In October 1921, the town hall was the venue for the trial of Edith Swan in the Littlehampton libels case: Swan was eventually found guilty of sending poisonous letters, but not before another person, Rose Gooding, had twice been sent to prison for crimes for which she was entirely innocent. In 1957, Lillian May Holmes donated money to create the Holmes Chamber, in memory of her late husband, Arthur Holmes, who had served as town clerk. The Arundel Museum was established in the basement of the town hall in 1964 and remained there until it relocated to the former borough council offices at 61 High Street some 13 years later.
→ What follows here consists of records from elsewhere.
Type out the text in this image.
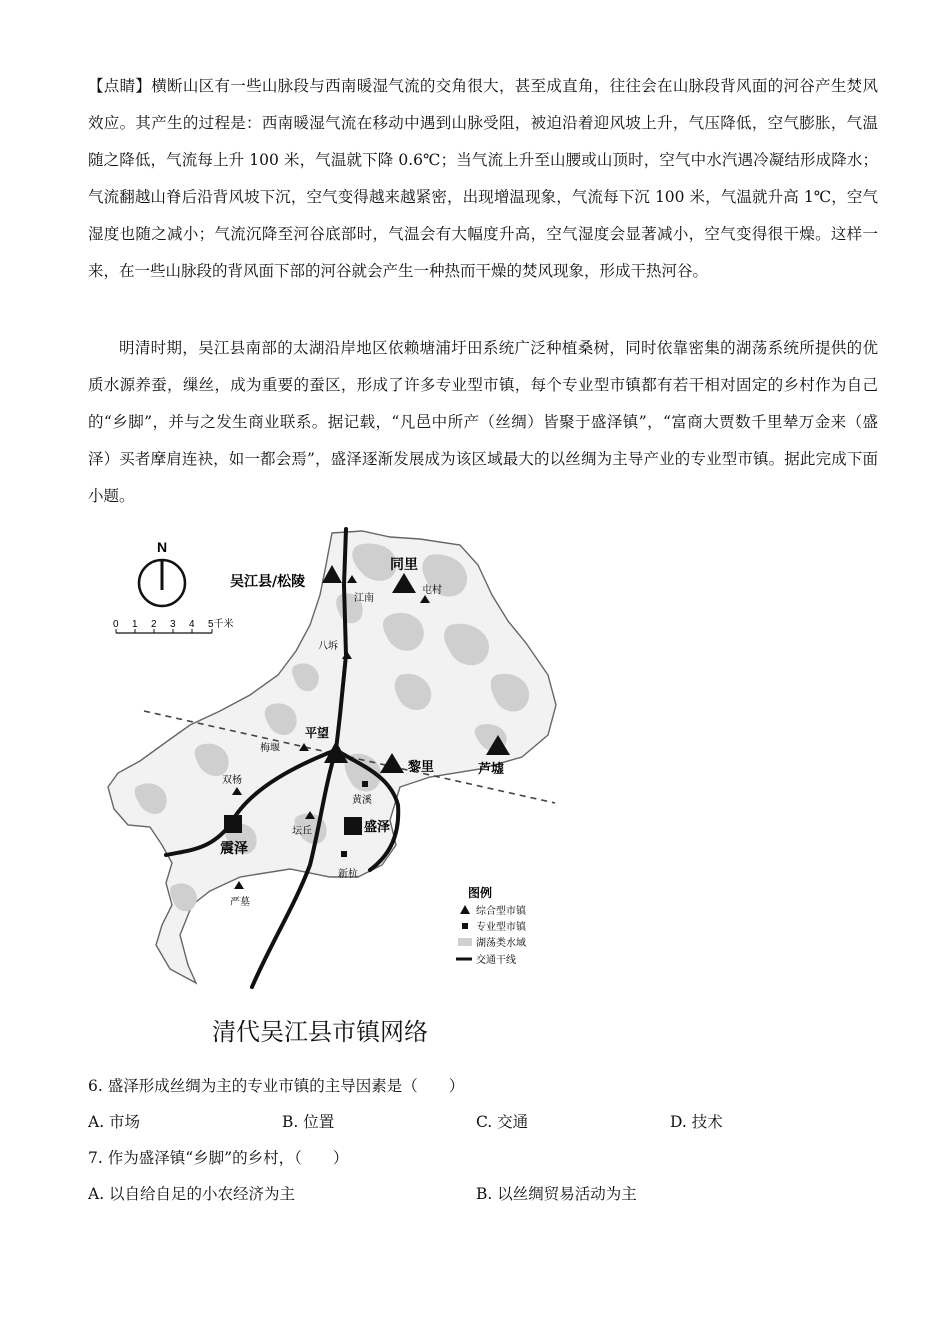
【点睛】横断山区有一些山脉段与西南暖湿气流的交角很大，甚至成直角，往往会在山脉段背风面的河谷产生焚风效应。其产生的过程是：西南暖湿气流在移动中遇到山脉受阻，被迫沿着迎风坡上升，气压降低，空气膨胀，气温随之降低，气流每上升 100 米，气温就下降 0.6℃；当气流上升至山腰或山顶时，空气中水汽遇冷凝结形成降水；气流翻越山脊后沿背风坡下沉，空气变得越来越紧密，出现增温现象，气流每下沉 100 米，气温就升高 1℃，空气湿度也随之减小；气流沉降至河谷底部时，气温会有大幅度升高，空气湿度会显著减小，空气变得很干燥。这样一来，在一些山脉段的背风面下部的河谷就会产生一种热而干燥的焚风现象，形成干热河谷。

明清时期，吴江县南部的太湖沿岸地区依赖塘浦圩田系统广泛种植桑树，同时依靠密集的湖荡系统所提供的优质水源养蚕，缫丝，成为重要的蚕区，形成了许多专业型市镇，每个专业型市镇都有若干相对固定的乡村作为自己的“乡脚”，并与之发生商业联系。据记载，“凡邑中所产（丝绸）皆聚于盛泽镇”，“富商大贾数千里辇万金来（盛泽）买者摩肩连袂，如一都会焉”，盛泽逐渐发展成为该区域最大的以丝绸为主导产业的专业型市镇。据此完成下面小题。

N
0 1 2 3 4 5千米
吴江县/松陵
同里
江南
屯村
八坼
平望
梅堰
黎里	芦墟
双杨
黄溪
震泽
坛丘	盛泽
严墓
新杭
图例
综合型市镇
专业型市镇
湖荡类水域
交通干线
清代吴江县市镇网络
6. 盛泽形成丝绸为主的专业市镇的主导因素是（　　）
A. 市场	B. 位置	C. 交通	D. 技术
7. 作为盛泽镇“乡脚”的乡村，（　　）
A. 以自给自足的小农经济为主	B. 以丝绸贸易活动为主
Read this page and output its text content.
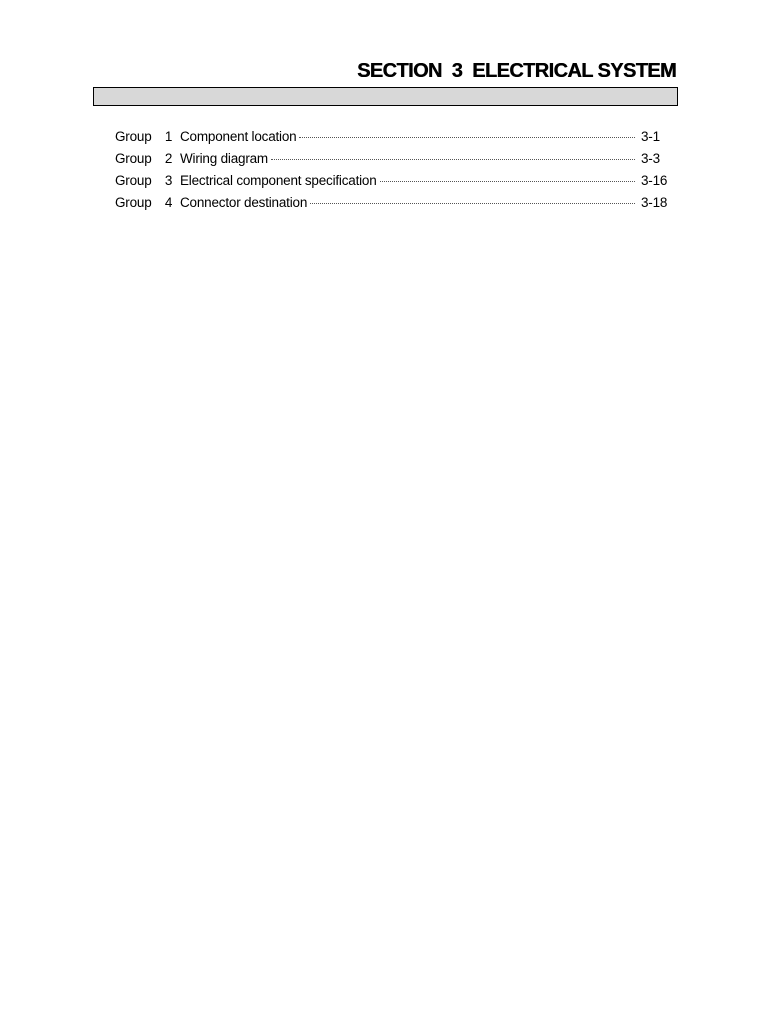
SECTION  3  ELECTRICAL SYSTEM
Group 1 Component location	3-1
Group 2 Wiring diagram	3-3
Group 3 Electrical component specification	3-16
Group 4 Connector destination	3-18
The building continued to serve as a civic meeting place for Arundel Borough Council for much of the 20th century but ceased to be the local seat of government when the enlarged Arun District Council was formed in 1974. Instead it became the meeting place of Arundel Town Council. Magistrates' court hearings continued to take place in the building until the courts service relocated in December 2001. Works of art in the town hall include a portrait of Henry Fitzalan-Howard, 15th Duke of Norfolk.